I ended up without Bear that night. If I fought for it that night, I would have lost and been forced in (which I believe requires a 3 day stay). I was there without my dog. I have military sexual trauma and was left in a hospital with roughly 10 males. I was a nervous, anxious wreck. I had another female (this is rare from what I hear) and she really looked out for me. The next morning she was going to be discharged so when I saw my doctor I pleaded my case and was released by that afternoon. Without skipping a beat, I went upstairs and spoke more with the OEF/OIF coordinator (Nancy Withers) and she made it clear that she would be working hard to get this sorted out before the next veteran like me came in. She had stayed up until 2am that night I was admitted looking into laws and how other VA hospitals were dealing with this. I really felt like she and her colleague, Bob Brooks were going to do everything they could to get this sorted out. It was the first time I ever felt a VA hospital employee care about me.
This morning my husband, Bear and I all drove over to Memphis to speak with Congressman Cohen’s office. I had in hand the laws concerning service dogs and specifically where they stand when it comes to hospitals. I handed my information over to Marzie Thomas who let me know that she would be speaking with the Director of the VA (I believe that’s who she said) as well as opening a congressional inquiry into the incident.

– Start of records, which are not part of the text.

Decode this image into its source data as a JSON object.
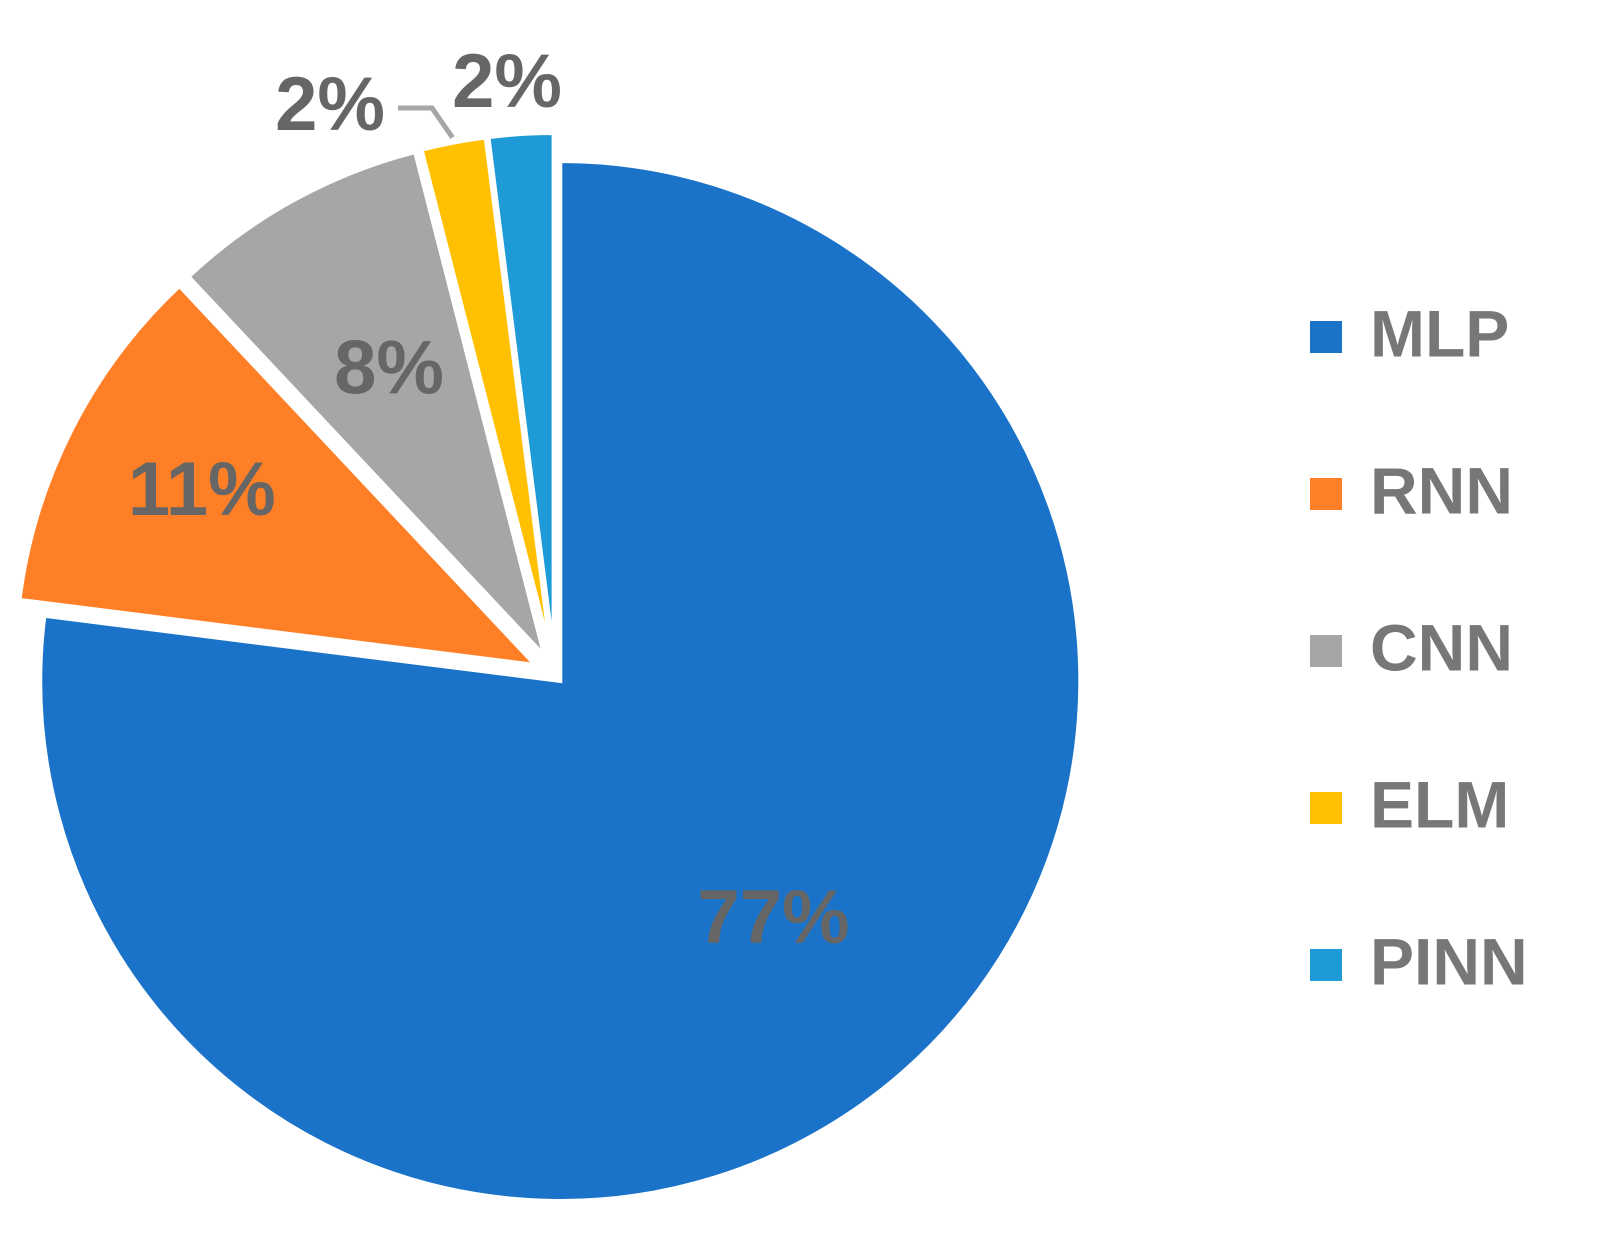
{
  "chart_data": {
    "type": "pie",
    "categories": [
      "MLP",
      "RNN",
      "CNN",
      "ELM",
      "PINN"
    ],
    "values": [
      77,
      11,
      8,
      2,
      2
    ],
    "labels": [
      "77%",
      "11%",
      "8%",
      "2%",
      "2%"
    ],
    "colors": [
      "#1a73c8",
      "#ff7f27",
      "#a6a6a6",
      "#ffc000",
      "#1e9ad6"
    ],
    "exploded": true,
    "start_angle": "12 o'clock",
    "direction": "clockwise",
    "legend_position": "right",
    "label_color": "#666666",
    "leader_line_color": "#a6a6a6"
  }
}
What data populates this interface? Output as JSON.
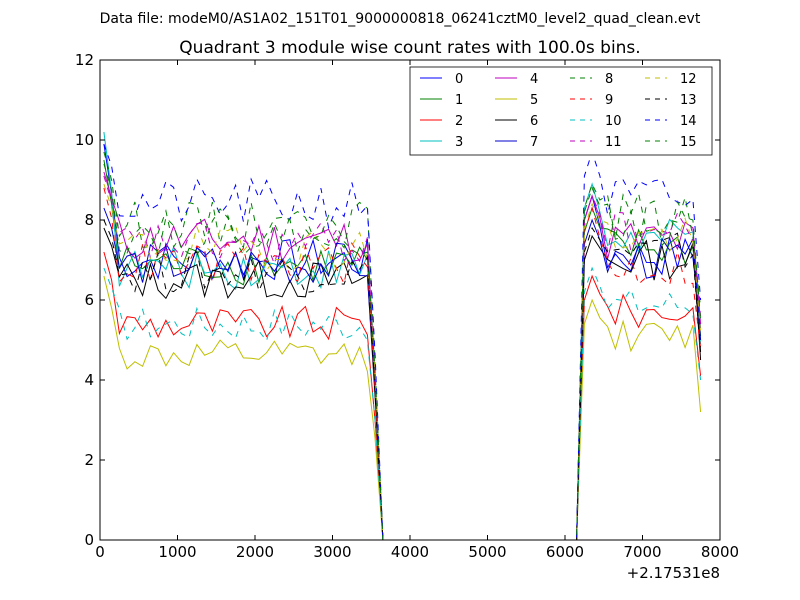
{
  "chart_data": {
    "type": "line",
    "suptitle": "Data file: modeM0/AS1A02_151T01_9000000818_06241cztM0_level2_quad_clean.evt",
    "title": "Quadrant 3 module wise count rates with 100.0s bins.",
    "xlabel": "",
    "ylabel": "",
    "x_offset_label": "+2.17531e8",
    "xlim": [
      0,
      8000
    ],
    "ylim": [
      0,
      12
    ],
    "x_ticks": [
      "0",
      "1000",
      "2000",
      "3000",
      "4000",
      "5000",
      "6000",
      "7000",
      "8000"
    ],
    "y_ticks": [
      "0",
      "2",
      "4",
      "6",
      "8",
      "10",
      "12"
    ],
    "grid": false,
    "legend_position": "top-right",
    "legend_columns": 4,
    "x_bins": {
      "start": 50,
      "step": 100,
      "count": 78
    },
    "gap": {
      "last_active_x": 3550,
      "zero_start_x": 3650,
      "zero_end_x": 6150,
      "resume_x": 6250
    },
    "series": [
      {
        "name": "0",
        "color": "#0000ff",
        "dash": "solid",
        "level_before": 7.0,
        "first_value": 9.9,
        "level_after": 7.1,
        "peak_after": 8.6,
        "final_value": 5.3
      },
      {
        "name": "1",
        "color": "#008000",
        "dash": "solid",
        "level_before": 6.9,
        "first_value": 9.5,
        "level_after": 7.3,
        "peak_after": 8.3,
        "final_value": 5.1
      },
      {
        "name": "2",
        "color": "#ff0000",
        "dash": "solid",
        "level_before": 5.4,
        "first_value": 7.2,
        "level_after": 5.7,
        "peak_after": 6.6,
        "final_value": 4.1
      },
      {
        "name": "3",
        "color": "#00bfbf",
        "dash": "solid",
        "level_before": 6.8,
        "first_value": 10.2,
        "level_after": 7.5,
        "peak_after": 8.9,
        "final_value": 4.9
      },
      {
        "name": "4",
        "color": "#bf00bf",
        "dash": "solid",
        "level_before": 7.5,
        "first_value": 9.2,
        "level_after": 7.5,
        "peak_after": 8.6,
        "final_value": 5.4
      },
      {
        "name": "5",
        "color": "#bfbf00",
        "dash": "solid",
        "level_before": 4.6,
        "first_value": 6.6,
        "level_after": 5.1,
        "peak_after": 6.0,
        "final_value": 3.2
      },
      {
        "name": "6",
        "color": "#000000",
        "dash": "solid",
        "level_before": 6.5,
        "first_value": 7.8,
        "level_after": 7.0,
        "peak_after": 7.6,
        "final_value": 4.5
      },
      {
        "name": "7",
        "color": "#0000cc",
        "dash": "solid",
        "level_before": 6.9,
        "first_value": 8.3,
        "level_after": 7.0,
        "peak_after": 8.0,
        "final_value": 5.0
      },
      {
        "name": "8",
        "color": "#008000",
        "dash": "dashed",
        "level_before": 7.9,
        "first_value": 9.7,
        "level_after": 8.1,
        "peak_after": 8.9,
        "final_value": 5.8
      },
      {
        "name": "9",
        "color": "#ff0000",
        "dash": "dashed",
        "level_before": 6.9,
        "first_value": 8.8,
        "level_after": 6.8,
        "peak_after": 8.3,
        "final_value": 4.8
      },
      {
        "name": "10",
        "color": "#00bfbf",
        "dash": "dashed",
        "level_before": 5.4,
        "first_value": 6.8,
        "level_after": 5.9,
        "peak_after": 6.8,
        "final_value": 4.0
      },
      {
        "name": "11",
        "color": "#bf00bf",
        "dash": "dashed",
        "level_before": 7.4,
        "first_value": 9.1,
        "level_after": 7.7,
        "peak_after": 8.6,
        "final_value": 5.6
      },
      {
        "name": "12",
        "color": "#bfbf00",
        "dash": "dashed",
        "level_before": 7.3,
        "first_value": 8.9,
        "level_after": 7.6,
        "peak_after": 8.4,
        "final_value": 5.2
      },
      {
        "name": "13",
        "color": "#000000",
        "dash": "dashed",
        "level_before": 6.7,
        "first_value": 8.0,
        "level_after": 7.2,
        "peak_after": 7.8,
        "final_value": 4.7
      },
      {
        "name": "14",
        "color": "#0000ff",
        "dash": "dashed",
        "level_before": 8.4,
        "first_value": 9.9,
        "level_after": 8.5,
        "peak_after": 9.7,
        "final_value": 6.0
      },
      {
        "name": "15",
        "color": "#008000",
        "dash": "dashed",
        "level_before": 7.7,
        "first_value": 9.4,
        "level_after": 7.9,
        "peak_after": 8.8,
        "final_value": 5.5
      }
    ]
  }
}
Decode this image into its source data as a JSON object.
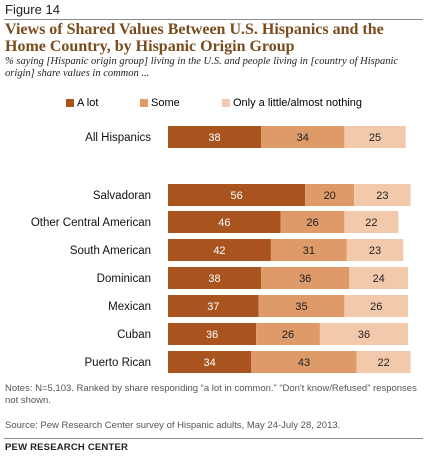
{
  "figure_label": "Figure 14",
  "title": "Views of Shared Values Between U.S. Hispanics and the Home Country, by Hispanic Origin Group",
  "subtitle": "% saying [Hispanic origin group] living in the U.S. and people living in [country of Hispanic origin] share values in common ...",
  "notes": "Notes: N=5,103. Ranked by share responding “a lot in common.” “Don't know/Refused” responses not shown.",
  "source": "Source: Pew Research Center survey of Hispanic adults, May 24-July 28, 2013.",
  "credit": "PEW RESEARCH CENTER",
  "colors": {
    "a_lot": "#a9541f",
    "some": "#df9a6a",
    "only_a_little": "#f2c9aa"
  },
  "chart_data": {
    "type": "bar",
    "orientation": "horizontal",
    "stacked": true,
    "categories": [
      "All Hispanics",
      "Salvadoran",
      "Other Central American",
      "South American",
      "Dominican",
      "Mexican",
      "Cuban",
      "Puerto Rican"
    ],
    "series": [
      {
        "name": "A lot",
        "values": [
          38,
          56,
          46,
          42,
          38,
          37,
          36,
          34
        ]
      },
      {
        "name": "Some",
        "values": [
          34,
          20,
          26,
          31,
          36,
          35,
          26,
          43
        ]
      },
      {
        "name": "Only a little/almost nothing",
        "values": [
          25,
          23,
          22,
          23,
          24,
          26,
          36,
          22
        ]
      }
    ],
    "xlim": [
      0,
      100
    ],
    "legend_position": "top",
    "data_labels": true,
    "grid": false
  }
}
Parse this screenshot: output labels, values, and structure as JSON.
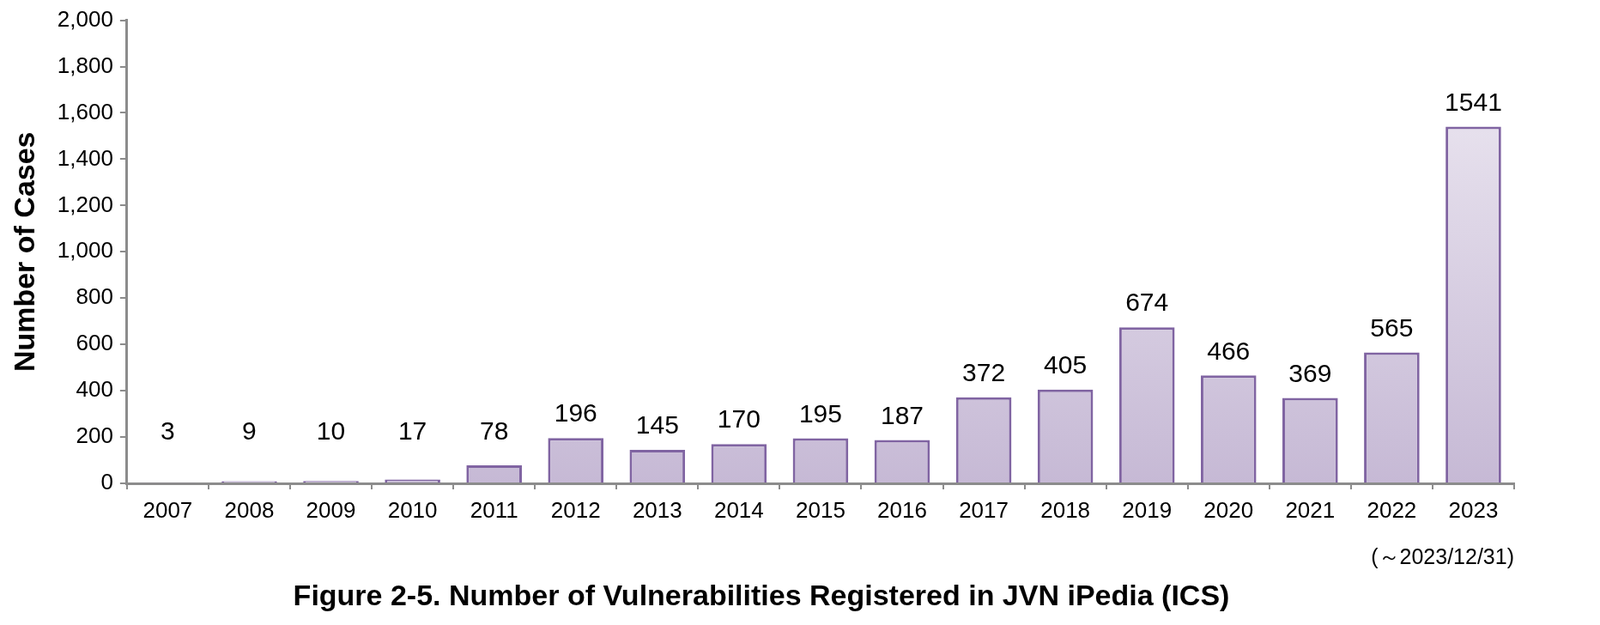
{
  "chart_data": {
    "type": "bar",
    "title": "Figure 2-5. Number of Vulnerabilities Registered in JVN iPedia (ICS)",
    "y_label": "Number of Cases",
    "annotation": "(～2023/12/31)",
    "categories": [
      "2007",
      "2008",
      "2009",
      "2010",
      "2011",
      "2012",
      "2013",
      "2014",
      "2015",
      "2016",
      "2017",
      "2018",
      "2019",
      "2020",
      "2021",
      "2022",
      "2023"
    ],
    "values": [
      3,
      9,
      10,
      17,
      78,
      196,
      145,
      170,
      195,
      187,
      372,
      405,
      674,
      466,
      369,
      565,
      1541
    ],
    "color": "#8064a2",
    "ylim": [
      0,
      2000
    ],
    "yticks": [
      0,
      200,
      400,
      600,
      800,
      {
        "value": 1000,
        "label": "1,000"
      },
      {
        "value": 1200,
        "label": "1,200"
      },
      {
        "value": 1400,
        "label": "1,400"
      },
      {
        "value": 1600,
        "label": "1,600"
      },
      {
        "value": 1800,
        "label": "1,800"
      },
      {
        "value": 2000,
        "label": "2,000"
      }
    ],
    "grid": false,
    "data_labels": true
  }
}
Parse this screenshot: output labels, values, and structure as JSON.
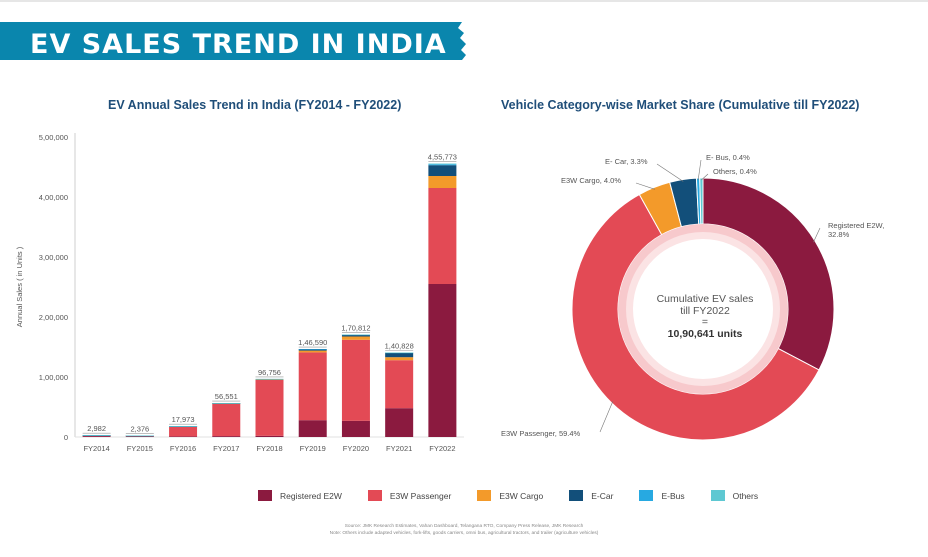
{
  "page": {
    "title": "EV SALES TREND IN INDIA",
    "banner_color": "#0a86ad",
    "source_note": "Source: JMK Research Estimates, Vahan Dashboard, Telangana RTO, Company Press Release, JMK Research",
    "note": "Note: Others include adapted vehicles, fork-lifts, goods carriers, omni bus, agricultural tractors, and trailer (agriculture vehicles)"
  },
  "colors": {
    "Registered E2W": "#8b1a3f",
    "E3W Passenger": "#e34a55",
    "E3W Cargo": "#f39a2a",
    "E-Car": "#124f7a",
    "E-Bus": "#27a9e1",
    "Others": "#5ec8d2"
  },
  "legend": [
    "Registered E2W",
    "E3W Passenger",
    "E3W Cargo",
    "E-Car",
    "E-Bus",
    "Others"
  ],
  "chart_data": [
    {
      "type": "bar",
      "stacked": true,
      "title": "EV Annual Sales Trend in India (FY2014 - FY2022)",
      "ylabel": "Annual Sales ( in Units )",
      "xlabel": "",
      "ylim": [
        0,
        500000
      ],
      "yticks": [
        0,
        100000,
        200000,
        300000,
        400000,
        500000
      ],
      "ytick_labels": [
        "0",
        "1,00,000",
        "2,00,000",
        "3,00,000",
        "4,00,000",
        "5,00,000"
      ],
      "categories": [
        "FY2014",
        "FY2015",
        "FY2016",
        "FY2017",
        "FY2018",
        "FY2019",
        "FY2020",
        "FY2021",
        "FY2022"
      ],
      "totals": [
        2982,
        2376,
        17973,
        56551,
        96756,
        146590,
        170812,
        140828,
        455773
      ],
      "total_labels": [
        "2,982",
        "2,376",
        "17,973",
        "56,551",
        "96,756",
        "1,46,590",
        "1,70,812",
        "1,40,828",
        "4,55,773"
      ],
      "series": [
        {
          "name": "Registered E2W",
          "values": [
            1500,
            1300,
            1000,
            1500,
            2000,
            28000,
            27000,
            48000,
            255000
          ]
        },
        {
          "name": "E3W Passenger",
          "values": [
            1200,
            900,
            16500,
            54000,
            93500,
            113000,
            135000,
            80000,
            160000
          ]
        },
        {
          "name": "E3W Cargo",
          "values": [
            100,
            80,
            200,
            500,
            600,
            3000,
            5500,
            5000,
            20000
          ]
        },
        {
          "name": "E-Car",
          "values": [
            150,
            80,
            250,
            500,
            600,
            2500,
            3000,
            7000,
            18000
          ]
        },
        {
          "name": "E-Bus",
          "values": [
            20,
            10,
            20,
            50,
            50,
            90,
            200,
            800,
            1500
          ]
        },
        {
          "name": "Others",
          "values": [
            12,
            6,
            3,
            1,
            6,
            0,
            112,
            28,
            1273
          ]
        }
      ],
      "grid": false
    },
    {
      "type": "pie",
      "donut": true,
      "title": "Vehicle Category-wise Market Share (Cumulative till FY2022)",
      "center_label": [
        "Cumulative EV sales",
        "till FY2022",
        "=",
        "10,90,641 units"
      ],
      "slices": [
        {
          "name": "Registered E2W",
          "value": 32.8,
          "label": "Registered E2W,",
          "label2": "32.8%"
        },
        {
          "name": "E3W Passenger",
          "value": 59.4,
          "label": "E3W Passenger, 59.4%"
        },
        {
          "name": "E3W Cargo",
          "value": 4.0,
          "label": "E3W Cargo, 4.0%"
        },
        {
          "name": "E-Car",
          "value": 3.3,
          "label": "E- Car, 3.3%"
        },
        {
          "name": "E-Bus",
          "value": 0.4,
          "label": "E- Bus, 0.4%"
        },
        {
          "name": "Others",
          "value": 0.4,
          "label": "Others, 0.4%"
        }
      ]
    }
  ]
}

Through all the chaos and drama though some good things came out. I am being referred for cardiology since I have one regular doctor who said I had MVP and another who said I didn’t. The VA ER doctor said that I do indeed have MVP and I need to get my echo-cardiogram done at the VA so it will be in my records there. That way I can show my regular doctor the most recent findings. I am getting a referral for pulmonary because, although I forgot about this until I started with the “I can’t breathe” thing again, I was diagnosed with COPD by a regular doctor (after having the whole work up at a main hospital with a specialist, it showed I have an obstructed airway or something or another). I also am finally going to be screened for Traumatic Brain Injury (TBI).